Sending cars through the seas
MANILA, Philippines - For the Philippine auto industry at least, it seems good times are a-rolling. The Chamber of Automotive Manufacturers of the Philippines Inc. (CAMPI) reported a sales uptick of 33.8 percent in January from last year’s level – translating to 11,763 units sold. A look at month-on-month comparisons, however, reveals a 13.5-percent dip from December 2009 when figures hit the roof at 13,596. This number represents the single highest monthly sales volume in 10 years – tough act to follow, indeed.
CAMPI, through its president Elizabeth Lee, attributed the healthy total to OFW inflows, a more liquid market – not to mention the continued rise of a young professionals base with purchasing power in the business process outsourcing (BPO) sector.

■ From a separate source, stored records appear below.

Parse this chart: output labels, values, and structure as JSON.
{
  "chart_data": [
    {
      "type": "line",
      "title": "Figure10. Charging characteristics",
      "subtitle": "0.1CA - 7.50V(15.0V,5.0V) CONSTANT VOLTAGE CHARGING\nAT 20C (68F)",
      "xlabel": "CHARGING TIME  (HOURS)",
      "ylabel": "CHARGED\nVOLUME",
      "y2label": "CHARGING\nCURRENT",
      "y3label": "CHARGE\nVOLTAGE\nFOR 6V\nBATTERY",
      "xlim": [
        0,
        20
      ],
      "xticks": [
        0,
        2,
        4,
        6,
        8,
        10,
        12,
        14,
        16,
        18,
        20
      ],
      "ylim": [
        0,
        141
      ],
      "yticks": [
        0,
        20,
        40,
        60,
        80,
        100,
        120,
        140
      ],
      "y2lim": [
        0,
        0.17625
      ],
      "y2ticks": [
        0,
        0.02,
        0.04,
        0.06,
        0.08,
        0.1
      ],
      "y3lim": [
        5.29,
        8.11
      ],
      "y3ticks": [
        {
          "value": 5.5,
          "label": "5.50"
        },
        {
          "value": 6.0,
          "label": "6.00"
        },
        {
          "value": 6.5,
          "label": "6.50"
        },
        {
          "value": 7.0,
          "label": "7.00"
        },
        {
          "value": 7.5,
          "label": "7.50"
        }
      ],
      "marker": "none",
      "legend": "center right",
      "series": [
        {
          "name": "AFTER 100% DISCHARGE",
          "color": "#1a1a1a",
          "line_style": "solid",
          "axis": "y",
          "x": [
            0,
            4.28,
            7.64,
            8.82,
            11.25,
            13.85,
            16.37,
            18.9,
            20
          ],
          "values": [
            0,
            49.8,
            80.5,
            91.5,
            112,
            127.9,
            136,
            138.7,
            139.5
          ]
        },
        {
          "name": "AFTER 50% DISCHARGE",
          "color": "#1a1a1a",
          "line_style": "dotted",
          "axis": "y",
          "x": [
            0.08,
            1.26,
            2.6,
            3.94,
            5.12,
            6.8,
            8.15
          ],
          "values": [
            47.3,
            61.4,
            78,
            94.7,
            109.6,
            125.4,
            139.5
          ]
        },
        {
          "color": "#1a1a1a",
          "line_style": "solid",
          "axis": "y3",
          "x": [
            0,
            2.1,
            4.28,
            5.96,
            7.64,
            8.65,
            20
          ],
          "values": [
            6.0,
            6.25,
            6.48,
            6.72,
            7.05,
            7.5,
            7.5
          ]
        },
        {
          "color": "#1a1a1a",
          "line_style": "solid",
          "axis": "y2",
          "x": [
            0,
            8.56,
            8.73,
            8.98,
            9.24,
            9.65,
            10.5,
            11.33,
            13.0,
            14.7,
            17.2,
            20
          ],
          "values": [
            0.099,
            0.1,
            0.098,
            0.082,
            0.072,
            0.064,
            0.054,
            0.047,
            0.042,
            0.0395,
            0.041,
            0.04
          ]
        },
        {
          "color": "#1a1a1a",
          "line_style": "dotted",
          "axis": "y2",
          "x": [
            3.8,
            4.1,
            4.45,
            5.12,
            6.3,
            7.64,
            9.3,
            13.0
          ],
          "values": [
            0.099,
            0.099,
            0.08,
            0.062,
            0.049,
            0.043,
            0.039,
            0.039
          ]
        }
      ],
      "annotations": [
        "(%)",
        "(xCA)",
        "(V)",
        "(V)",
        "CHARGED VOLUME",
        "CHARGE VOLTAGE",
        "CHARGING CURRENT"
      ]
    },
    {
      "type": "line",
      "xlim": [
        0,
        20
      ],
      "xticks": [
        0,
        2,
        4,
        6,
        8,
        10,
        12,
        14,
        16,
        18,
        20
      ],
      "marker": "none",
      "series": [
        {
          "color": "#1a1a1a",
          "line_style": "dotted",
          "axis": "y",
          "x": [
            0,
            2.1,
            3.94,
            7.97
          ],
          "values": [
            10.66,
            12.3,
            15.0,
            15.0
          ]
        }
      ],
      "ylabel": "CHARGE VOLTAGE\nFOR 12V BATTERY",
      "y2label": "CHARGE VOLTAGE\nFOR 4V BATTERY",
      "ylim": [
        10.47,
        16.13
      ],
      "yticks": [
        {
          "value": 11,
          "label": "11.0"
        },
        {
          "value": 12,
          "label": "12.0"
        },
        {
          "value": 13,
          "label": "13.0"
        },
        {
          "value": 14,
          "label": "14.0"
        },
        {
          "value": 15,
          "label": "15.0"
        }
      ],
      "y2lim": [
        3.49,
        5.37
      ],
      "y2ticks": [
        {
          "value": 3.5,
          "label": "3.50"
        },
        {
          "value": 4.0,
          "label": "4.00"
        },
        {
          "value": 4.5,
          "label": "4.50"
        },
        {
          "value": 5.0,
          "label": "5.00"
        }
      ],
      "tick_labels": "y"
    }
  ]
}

Car manufacturers are even more optimistic this year – expecting a slice of the massive US$18 billion remittance pie this year, up eight percent.
When the January automobile sales books closed, Honda Cars Philippines, Inc. found itself in strong third with 11.2-percent market share. Given the continued bright prospects for the industry – particularly in the aforementioned niche of OFW remittances – HCPI is poised to take advantage of the robust market.
Launched in 2006, Honda’s CAREmittance program is the first and “probably the most successful OFW program in the industry,” said HCPI Department Head for Vehicle Sales and Corporate Communication Voltaire Gonzales. “The pioneering program enables people to conveniently buy high-quality, brand-new cars over the Internet.”
Originally conceptualized to cater to a growing (and increasingly liquid) number of OFWs and their families, the CAREmittance program shows HCPI’s adroit response to a clear desire of overseas Filipinos to buy a car for their families in the Philippines while they themselves are overseas.
“It entailed initiative and creativity to bring together available resources to create greater value and new benefits,” shared Gonzales.
Successful CAREmittance applications also receive a special package that includes free three-year LTO registration, Hydrophilic Paint Protection, Platinum Tint, seat cover, floor mat, and other premium items.
Since its launch, Honda’s CAREmittance program in 2006 has been a dependable revenue stream that realized the sale of 1,178 units. “Through the years, we have been receiving availments for all models – although the majority of these have been for City and Civic variants. May I also say that the CR-V is also gaining popularity.
“HCPI has been receiving applications worldwide, most of which come from the Middle East, the US, and Southeast Asia. We’ve also noticed that seafarers frequent our website,” continued Gonzales.
He said that despite a minor misstep because of the US market crash not too long ago, HCPl is eagerly projecting sales of 1,000 units this year via the program.
And HCPI is not alone in capitalizing on OFW remittances.
With 20.5-percent market share, Mitsubishi Motors Philippines Corporation is second only to Toyota Motor Philippines Corporation (32.9 percent). It has inked a tie-up with Bank of the Philippine Islands (BPI-Direct) to introduce what it dubs the “Balik-Bayani” Auto Financing program, conceptualized to similarly OFWs who want to own a Mitsubishi vehicle.
That’s only means more good news for Filipinos overseas – and their families here in the country. Now, much like the automobile market, it’s easier for them to get a-rolling too.